More than 100 former Ohio State University students have reported firsthand accounts of sexual misconduct by a school doctor, the university said in a statement Friday.
Those students have been interviewed as part of the investigation into allegations against the late Richard Strauss, who died in 2005.
"We are grateful to those who have come forward and remain deeply concerned for anyone who may have been affected by Dr. Strauss' actions," said OSU President Michael V. Drake. "We remain steadfastly committed to uncovering the truth."
The university announced in April that it is investigating allegations of sexual misconduct by Strauss. The school has hired a law firm, Perkins Coie, to look into the claims made by former male athletes on 14 sports teams.
A number of former Ohio State athletes have come forward in recent weeks to publicly claim that Strauss, who died by suicide, sexually abused them under the guise of a medical examination.
The abuse is alleged to have taken place between 1979 and 1997, Friday's statement said.
More than 200 interviews with former students and university staff have been conducted and more than 100 additional interviews are anticipated.
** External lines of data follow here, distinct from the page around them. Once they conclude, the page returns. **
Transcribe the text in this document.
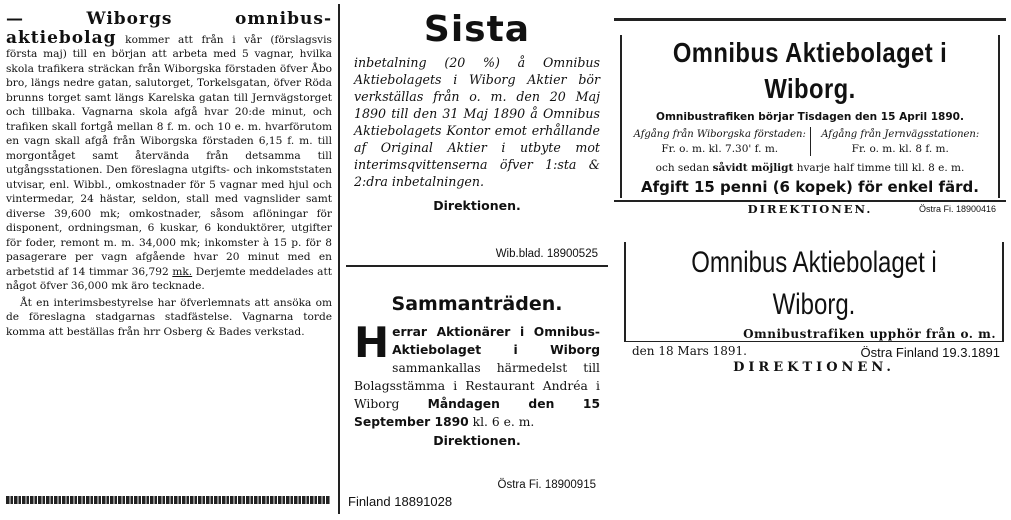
— Wiborgs omnibus- aktiebolag kommer att från i vår (förslagsvis första maj) till en början att arbeta med 5 vagnar, hvilka skola trafikera sträckan från Wiborgska förstaden öfver Åbo bro, längs nedre gatan, salutorget, Torkelsgatan, öfver Röda brunns torget samt längs Karelska gatan till Jernvägstorget och tillbaka. Vagnarna skola afgå hvar 20:de minut, och trafiken skall fortgå mellan 8 f. m. och 10 e. m. hvarförutom en vagn skall afgå från Wiborgska förstaden 6,15 f. m. till morgontåget samt återvända från detsamma till utgångsstationen. Den föreslagna utgifts- och inkomststaten utvisar, enl. Wibbl., omkostnader för 5 vagnar med hjul och vintermedar, 24 hästar, seldon, stall med vagnslider samt diverse 39,600 mk; omkostnader, såsom aflöningar för disponent, ordningsman, 6 kuskar, 6 konduktörer, utgifter för foder, remont m. m. 34,000 mk; inkomster à 15 p. för 8 pasagerare per vagn afgående hvar 20 minut med en arbetstid af 14 timmar 36,792 mk. Derjemte meddelades att något öfver 36,000 mk äro tecknade.

Åt en interimsbestyrelse har öfverlemnats att ansöka om de föreslagna stadgarnas stadfästelse. Vagnarna torde komma att beställas från hrr Osberg & Bades verkstad.

Sista
inbetalning (20 %) å Omnibus Aktiebolagets i Wiborg Aktier bör verkställas från o. m. den 20 Maj 1890 till den 31 Maj 1890 å Omnibus Aktiebolagets Kontor emot erhållande af Original Aktier i utbyte mot interimsqvittenserna öfver 1:sta & 2:dra inbetalningen.
Direktionen.
Wib.blad. 18900525
Sammanträden.
Herrar Aktionärer i Omnibus-Aktiebolaget i Wiborg sammankallas härmedelst till Bolagsstämma i Restaurant Andréa i Wiborg Måndagen den 15 September 1890 kl. 6 e. m.
Direktionen.
Östra Fi. 18900915
Finland 18891028
Omnibus Aktiebolaget i Wiborg.
Omnibustrafiken börjar Tisdagen den 15 April 1890.
Afgång från Wiborgska förstaden:
Fr. o. m. kl. 7.30' f. m.
Afgång från Jernvägsstationen:
Fr. o. m. kl. 8 f. m.
och sedan såvidt möjligt hvarje half timme till kl. 8 e. m.
Afgift 15 penni (6 kopek) för enkel färd.
DIREKTIONEN.	Östra Fi. 18900416
Omnibus Aktiebolaget i Wiborg.
Omnibustrafiken upphör från o. m.
den 18 Mars 1891.
DIREKTIONEN.
Östra Finland 19.3.1891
The university said investigators are not reaching out to possible victims directly, to avoid "re-traumatizing those who may have been affected and do not wish to revisit the experience."
Instead, OSU has endeavored to communicate widely with the university's alumni and former athletes, and has encouraged anyone with information to contact Perkins Coie investigators, even if they would like to share their account anonymously.
"The Ohio State University remains actively committed to uncovering what may have happened and what university leaders at the time may have known," the statement said.
Alleged assault happened during medical examinations, accusers say
Athletes in 14 different sports claim to have been victims of Strauss, but another former OSU student told CNN that he was abused while working at Strauss' private clinic.
One of the wrestlers, Michael DiSabato, claims he was groped by Strauss dozens of times during medical examinations. He's said that it was a running joke that no matter what ailment a person asked Strauss to look at, the doctor would always examine his genitals.
Some of the accusers have claimed that US Rep. Jim Jordan of Ohio -- an OSU assistant wrestling coach between 1987 and 1995 -- knew about the abuse but did nothing.
Jordan, who has repeatedly denied having any direct knowledge of sexual abuse, has been interviewed as part of the investigation, he said Wednesday.
Two class-action lawsuits filed earlier this week by former student wrestlers claim OSU turned a blind eye to the doctor's alleged abuse.